What does that mean exactly? When they answer the phone, does a secret spy-type agent listen in and run the call through some type of fancy digital analysis device?
Why would they do something that goofy? Are they hoping somebody who has been missing for a long time will call and they'll be able to recognize them? Do they have "voice prints" of, say, Jimmy Hoffa, and they try to match up the caller to the voice print? And if they're not doing that, then why would they be so concerned about the quality of telephone conversations? Are their phone lines notoriously poor? Is there a lot of static or does the audio sometimes fade out? Is there a quality control supervisor whose job it is at the end of the day to listen to all of these conversations and if so, how desperate is this person for a job?
I don't think customer service representatives give a flip about telephone conversation quality control. You know what I think? I think somebody somewhere is hoping Elvis eventually calls up and they can match him up with his "voice print" and prove he is still alive. Or they're hoping the aliens bring Amelia Earhart back and she calls up to report being UFO-napped.
Or maybe they've already found Elvis. Goodness knows what's been happening with this whole voice monitoring conspiracy system.
ELVIS: "Hello. Is this customer service?"
CUSTOMER SERVICE GUY: "Yes sir, may I have your first name and where you're calling from."
ELVIS: "Uh, uh. My name is Eugene. I'm Eugene and I'm calling from Grace …, I mean Grayson Heights, Michigan. Yeah, that's it."
CUSTOMER SERVICE GUY: "And what can I do for you sir?"
ELVIS: "Well, I just bought a pair of your blue suede shoes and I got to thinking about how easy it would be to get them scratched up if, say, somebody accidentally stepped on them. Can I return them or exchange them?"
CUSTOMER SERVICE GUY: "Well, what makes you think they would be easily damaged sir?"
ELVIS: "I don't know really. I just got to thinking about it. It was always on my mind. I worry about stuff like that. I'm compulsive that way. I worry about my pet like that too. I know he ain't nothing but a hound dog, but still I want to make sure he's taken care of. You know, don't be cruel or anything like that."

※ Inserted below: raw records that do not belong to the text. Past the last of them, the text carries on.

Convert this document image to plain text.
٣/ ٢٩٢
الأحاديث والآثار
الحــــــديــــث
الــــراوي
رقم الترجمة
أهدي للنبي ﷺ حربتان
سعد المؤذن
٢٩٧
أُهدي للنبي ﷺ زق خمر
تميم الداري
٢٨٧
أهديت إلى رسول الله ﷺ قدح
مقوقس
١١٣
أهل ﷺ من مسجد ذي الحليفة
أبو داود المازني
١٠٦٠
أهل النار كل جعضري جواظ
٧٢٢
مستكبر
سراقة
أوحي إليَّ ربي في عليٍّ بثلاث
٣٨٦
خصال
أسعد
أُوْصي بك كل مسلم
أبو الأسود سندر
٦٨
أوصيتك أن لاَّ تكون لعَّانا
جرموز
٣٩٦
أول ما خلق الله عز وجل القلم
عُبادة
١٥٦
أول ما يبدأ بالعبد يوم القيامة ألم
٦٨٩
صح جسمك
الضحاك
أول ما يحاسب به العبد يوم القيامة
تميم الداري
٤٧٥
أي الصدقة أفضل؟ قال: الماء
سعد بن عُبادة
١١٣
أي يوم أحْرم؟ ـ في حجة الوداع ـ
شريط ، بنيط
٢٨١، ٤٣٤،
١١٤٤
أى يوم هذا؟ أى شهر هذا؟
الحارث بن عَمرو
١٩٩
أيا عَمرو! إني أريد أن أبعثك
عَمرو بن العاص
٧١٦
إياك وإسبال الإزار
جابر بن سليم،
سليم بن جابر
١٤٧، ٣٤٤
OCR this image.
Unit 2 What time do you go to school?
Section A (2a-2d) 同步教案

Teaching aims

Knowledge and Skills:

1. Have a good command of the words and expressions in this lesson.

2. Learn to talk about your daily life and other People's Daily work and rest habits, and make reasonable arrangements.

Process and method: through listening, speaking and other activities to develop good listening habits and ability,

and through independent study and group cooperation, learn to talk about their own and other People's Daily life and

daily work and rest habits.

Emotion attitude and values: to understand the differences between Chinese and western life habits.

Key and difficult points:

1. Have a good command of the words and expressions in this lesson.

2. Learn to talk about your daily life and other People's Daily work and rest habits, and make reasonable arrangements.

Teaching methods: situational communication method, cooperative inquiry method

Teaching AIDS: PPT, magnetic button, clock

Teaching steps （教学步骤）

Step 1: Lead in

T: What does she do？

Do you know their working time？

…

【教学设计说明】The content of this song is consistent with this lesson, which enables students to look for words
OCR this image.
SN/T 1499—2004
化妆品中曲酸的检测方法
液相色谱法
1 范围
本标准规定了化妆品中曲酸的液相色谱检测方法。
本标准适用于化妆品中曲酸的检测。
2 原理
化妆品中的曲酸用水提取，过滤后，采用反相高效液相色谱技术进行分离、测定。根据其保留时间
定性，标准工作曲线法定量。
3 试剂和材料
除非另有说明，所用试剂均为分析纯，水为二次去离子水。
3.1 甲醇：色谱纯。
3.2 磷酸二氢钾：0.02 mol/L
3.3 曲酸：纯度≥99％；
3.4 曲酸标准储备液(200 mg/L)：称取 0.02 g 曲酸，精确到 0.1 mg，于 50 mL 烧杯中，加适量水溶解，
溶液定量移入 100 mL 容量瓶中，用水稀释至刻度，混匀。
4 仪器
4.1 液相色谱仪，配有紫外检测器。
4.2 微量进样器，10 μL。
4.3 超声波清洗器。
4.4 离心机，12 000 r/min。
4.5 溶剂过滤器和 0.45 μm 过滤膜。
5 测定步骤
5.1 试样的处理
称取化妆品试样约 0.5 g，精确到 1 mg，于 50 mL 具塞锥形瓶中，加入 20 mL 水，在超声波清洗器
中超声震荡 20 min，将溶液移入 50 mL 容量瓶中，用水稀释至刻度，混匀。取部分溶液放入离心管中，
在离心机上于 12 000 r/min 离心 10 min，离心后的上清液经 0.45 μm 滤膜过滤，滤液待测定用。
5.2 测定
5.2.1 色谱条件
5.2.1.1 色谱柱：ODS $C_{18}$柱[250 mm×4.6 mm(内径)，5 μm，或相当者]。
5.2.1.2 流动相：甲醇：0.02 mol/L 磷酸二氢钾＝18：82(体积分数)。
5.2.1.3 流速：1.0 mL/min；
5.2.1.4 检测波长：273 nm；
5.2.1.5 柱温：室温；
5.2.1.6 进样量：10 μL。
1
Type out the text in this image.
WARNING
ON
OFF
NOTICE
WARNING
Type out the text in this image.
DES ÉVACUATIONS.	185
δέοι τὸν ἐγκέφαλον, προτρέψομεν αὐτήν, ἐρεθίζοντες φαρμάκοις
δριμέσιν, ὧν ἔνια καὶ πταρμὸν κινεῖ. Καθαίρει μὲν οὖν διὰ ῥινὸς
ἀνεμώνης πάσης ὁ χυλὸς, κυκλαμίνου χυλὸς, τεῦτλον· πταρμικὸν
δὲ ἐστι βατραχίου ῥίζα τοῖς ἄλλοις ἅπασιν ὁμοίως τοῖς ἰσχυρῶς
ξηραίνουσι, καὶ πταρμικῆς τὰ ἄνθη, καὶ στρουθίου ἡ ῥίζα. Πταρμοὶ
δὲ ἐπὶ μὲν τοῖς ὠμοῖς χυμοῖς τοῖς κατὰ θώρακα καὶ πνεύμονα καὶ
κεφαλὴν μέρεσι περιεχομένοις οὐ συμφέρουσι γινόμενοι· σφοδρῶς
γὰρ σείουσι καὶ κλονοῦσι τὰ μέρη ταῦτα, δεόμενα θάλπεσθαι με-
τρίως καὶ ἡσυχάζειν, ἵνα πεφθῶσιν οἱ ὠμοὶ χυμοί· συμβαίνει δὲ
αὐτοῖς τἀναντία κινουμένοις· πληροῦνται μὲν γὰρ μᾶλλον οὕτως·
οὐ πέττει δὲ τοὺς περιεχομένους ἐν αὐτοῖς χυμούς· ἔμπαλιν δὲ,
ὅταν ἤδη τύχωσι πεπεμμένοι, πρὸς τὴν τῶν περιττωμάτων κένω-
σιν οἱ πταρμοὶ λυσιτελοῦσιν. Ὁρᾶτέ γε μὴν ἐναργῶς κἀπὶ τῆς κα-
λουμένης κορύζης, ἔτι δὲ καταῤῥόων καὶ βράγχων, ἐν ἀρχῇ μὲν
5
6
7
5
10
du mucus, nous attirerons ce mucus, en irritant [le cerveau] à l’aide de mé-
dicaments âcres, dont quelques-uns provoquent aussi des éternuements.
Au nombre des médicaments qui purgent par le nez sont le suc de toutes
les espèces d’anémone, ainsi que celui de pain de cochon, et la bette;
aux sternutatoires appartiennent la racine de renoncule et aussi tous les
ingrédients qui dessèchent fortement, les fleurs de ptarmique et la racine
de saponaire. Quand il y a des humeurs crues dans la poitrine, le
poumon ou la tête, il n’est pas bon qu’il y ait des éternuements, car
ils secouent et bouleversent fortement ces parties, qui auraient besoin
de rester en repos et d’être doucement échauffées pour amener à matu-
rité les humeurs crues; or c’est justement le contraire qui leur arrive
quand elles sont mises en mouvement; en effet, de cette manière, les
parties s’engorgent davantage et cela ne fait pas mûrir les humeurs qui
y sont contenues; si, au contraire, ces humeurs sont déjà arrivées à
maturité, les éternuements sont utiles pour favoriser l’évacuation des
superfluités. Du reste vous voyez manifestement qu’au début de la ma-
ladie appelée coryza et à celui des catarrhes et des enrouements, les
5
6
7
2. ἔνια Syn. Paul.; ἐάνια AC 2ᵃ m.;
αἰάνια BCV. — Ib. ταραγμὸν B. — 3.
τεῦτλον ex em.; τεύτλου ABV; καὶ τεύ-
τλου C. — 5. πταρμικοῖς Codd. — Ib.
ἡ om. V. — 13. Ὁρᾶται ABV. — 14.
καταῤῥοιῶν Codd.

CUSTOMER SERVICE GUY: "Yes sir, I understand. But I assure you those shoes are made of the highest quality material and manufactured professionally."
ELVIS: "Are you sure? Will they stand up under, say, adverse weather conditions? For example, if I was walking in 'em through some Kentucky rain, would they be all right?"
CUSTOMER SERVICE GUY: "Yes sir. They should do just fine. Is there anything else I can do for you? I want to get home and see my girlfriend. It's been a long day."
ELVIS: "No sir. Just wanted to make sure these shoes will work out for me. So you're headed home to see your gal, huh? Are you lonesome tonight cause you sound kinda blue?"
CUSTOMER SERVICE GUY: "Yeah, maybe a little. I was going to propose to her tonight because it's the one-year anniversary of when we met but the ring I ordered hasn't come in yet so I guess I'll wait. I want to be able to look back and say I did it my way."
ELVIS: "I don't blame you son. OK, I'll let you go then. Thank you. Thank you very much."